The question of whether a state trooper’s driving caused the death of an East Carolina University intern is now poised to land in front of a Pitt County jury, after North Carolina’s highest court quietly stepped aside.
The N.C. Supreme Court declined to hear Trooper Omar Romero Mendoza’s appeal, leaving in place a ruling that revived a wrongful death lawsuit over a crash that killed 22-year-old ECU intern Michael Higgins during a nighttime ride-along on a rural Pitt County road in August 2020. The patrol cruiser ran off the road, hit a utility pole and trees, and Higgins, who was riding in the passenger seat, died at the scene, according to prior reporting from The News & Observer.
Higgins’ mother, Lisa Higgins, filed the wrongful death suit in 2022. A reconstruction cited in the appeals record found the Highway Patrol cruiser had been traveling at about 113 miles per hour shortly before it failed to navigate a curve and crashed, according to a published opinion from the North Carolina Court of Appeals. The appeals court reversed a June 2023 dismissal and sent the case back for further proceedings in Pitt County.
Her attorney, Jim White, has said the family is prepared to see the case through. “If it takes a trial to get there, we’re ready,” he told The News & Observer. Romero’s lawyer, Brian Williams, has argued in court that the trooper was trying to catch up to a suspected drunk driver and that the wreck was the result of a brief mistake, not reckless disregard. The family’s complaint counters that Highway Patrol policies were ignored, including allowing an inexperienced trooper to take an intern on the road and failing to properly supervise the response that night.
Legal Stakes And Immunity
North Carolina law gives emergency responders limited leeway on speed limits during calls, but that break is not a free pass. Under N.C.G.S. § 20‑145, officers can still be found grossly negligent if they act with reckless disregard for the safety of others, even while responding to an emergency.
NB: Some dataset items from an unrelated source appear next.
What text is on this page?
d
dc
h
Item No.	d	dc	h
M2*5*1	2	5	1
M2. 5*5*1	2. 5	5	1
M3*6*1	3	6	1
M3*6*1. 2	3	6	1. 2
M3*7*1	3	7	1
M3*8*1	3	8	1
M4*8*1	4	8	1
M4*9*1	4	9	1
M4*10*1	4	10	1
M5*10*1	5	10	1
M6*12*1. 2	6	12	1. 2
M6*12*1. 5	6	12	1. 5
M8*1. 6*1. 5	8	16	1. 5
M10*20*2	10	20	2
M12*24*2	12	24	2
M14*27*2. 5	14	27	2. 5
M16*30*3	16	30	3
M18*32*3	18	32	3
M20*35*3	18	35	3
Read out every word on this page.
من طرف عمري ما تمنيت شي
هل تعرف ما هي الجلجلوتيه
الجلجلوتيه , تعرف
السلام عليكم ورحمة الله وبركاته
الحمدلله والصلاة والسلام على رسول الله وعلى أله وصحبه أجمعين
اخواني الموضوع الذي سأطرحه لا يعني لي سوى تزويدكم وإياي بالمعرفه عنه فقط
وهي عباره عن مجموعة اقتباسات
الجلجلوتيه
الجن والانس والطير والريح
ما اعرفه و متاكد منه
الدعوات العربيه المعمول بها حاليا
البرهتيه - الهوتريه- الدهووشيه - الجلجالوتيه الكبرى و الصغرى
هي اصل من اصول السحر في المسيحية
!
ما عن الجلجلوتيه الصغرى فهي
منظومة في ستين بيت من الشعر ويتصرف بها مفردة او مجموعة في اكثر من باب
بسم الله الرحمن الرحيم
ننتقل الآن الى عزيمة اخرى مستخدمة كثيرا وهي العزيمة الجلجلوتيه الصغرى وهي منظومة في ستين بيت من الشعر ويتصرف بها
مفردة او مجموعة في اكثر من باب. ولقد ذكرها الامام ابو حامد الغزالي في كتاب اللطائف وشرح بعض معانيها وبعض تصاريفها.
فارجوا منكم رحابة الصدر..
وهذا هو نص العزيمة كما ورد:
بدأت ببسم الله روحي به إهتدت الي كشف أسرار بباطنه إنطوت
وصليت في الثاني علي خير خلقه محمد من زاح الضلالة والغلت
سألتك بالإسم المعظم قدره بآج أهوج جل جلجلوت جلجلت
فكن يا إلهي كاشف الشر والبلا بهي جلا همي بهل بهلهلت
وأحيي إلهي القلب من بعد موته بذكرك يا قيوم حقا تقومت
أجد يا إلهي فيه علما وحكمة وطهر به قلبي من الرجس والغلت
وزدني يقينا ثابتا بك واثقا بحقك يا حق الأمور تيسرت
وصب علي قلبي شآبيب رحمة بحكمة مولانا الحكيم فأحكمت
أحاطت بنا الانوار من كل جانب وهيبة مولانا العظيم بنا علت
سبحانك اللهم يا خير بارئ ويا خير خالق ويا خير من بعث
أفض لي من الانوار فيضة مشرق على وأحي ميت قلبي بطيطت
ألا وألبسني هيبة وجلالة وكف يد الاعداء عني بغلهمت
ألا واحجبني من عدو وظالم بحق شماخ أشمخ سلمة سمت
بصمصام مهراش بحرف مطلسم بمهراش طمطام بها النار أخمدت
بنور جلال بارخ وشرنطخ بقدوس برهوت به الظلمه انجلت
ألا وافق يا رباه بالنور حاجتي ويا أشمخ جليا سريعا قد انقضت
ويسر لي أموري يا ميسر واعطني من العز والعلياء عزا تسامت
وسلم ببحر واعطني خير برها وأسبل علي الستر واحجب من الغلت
The Court of Appeals said there are real factual disputes a jury should sort out, not a judge on paper. Among them: how fast Romero was driving, whether he notified a supervisor about the pursuit, and whether the ride-along itself followed Highway Patrol policy. Because of those open questions, the panel concluded that summary judgment was inappropriate and that a jury should hear the evidence.
The trial court had originally tossed the case in June 2023. The appeals court brought it back to life in January 2025, and the matter then went up to the state Supreme Court. When the high court declined to review the case, it cleared the way for the lawsuit to return to Pitt County Superior Court for scheduling. No trial date has been set, and officials have not said whether the Highway Patrol will release any additional records tied to the crash.
For Higgins’ mother, a jury trial is about more than one night on a dark road. It is about accountability and the possibility of changing how the Highway Patrol handles interns and fast-moving pursuits. Attorneys for the trooper have warned that exposing officers to personal liability for split‑second decisions could make law enforcement more hesitant in emergencies. With the case now headed back toward a courtroom in Pitt County, those two very different visions of accountability will play out in front of a local jury.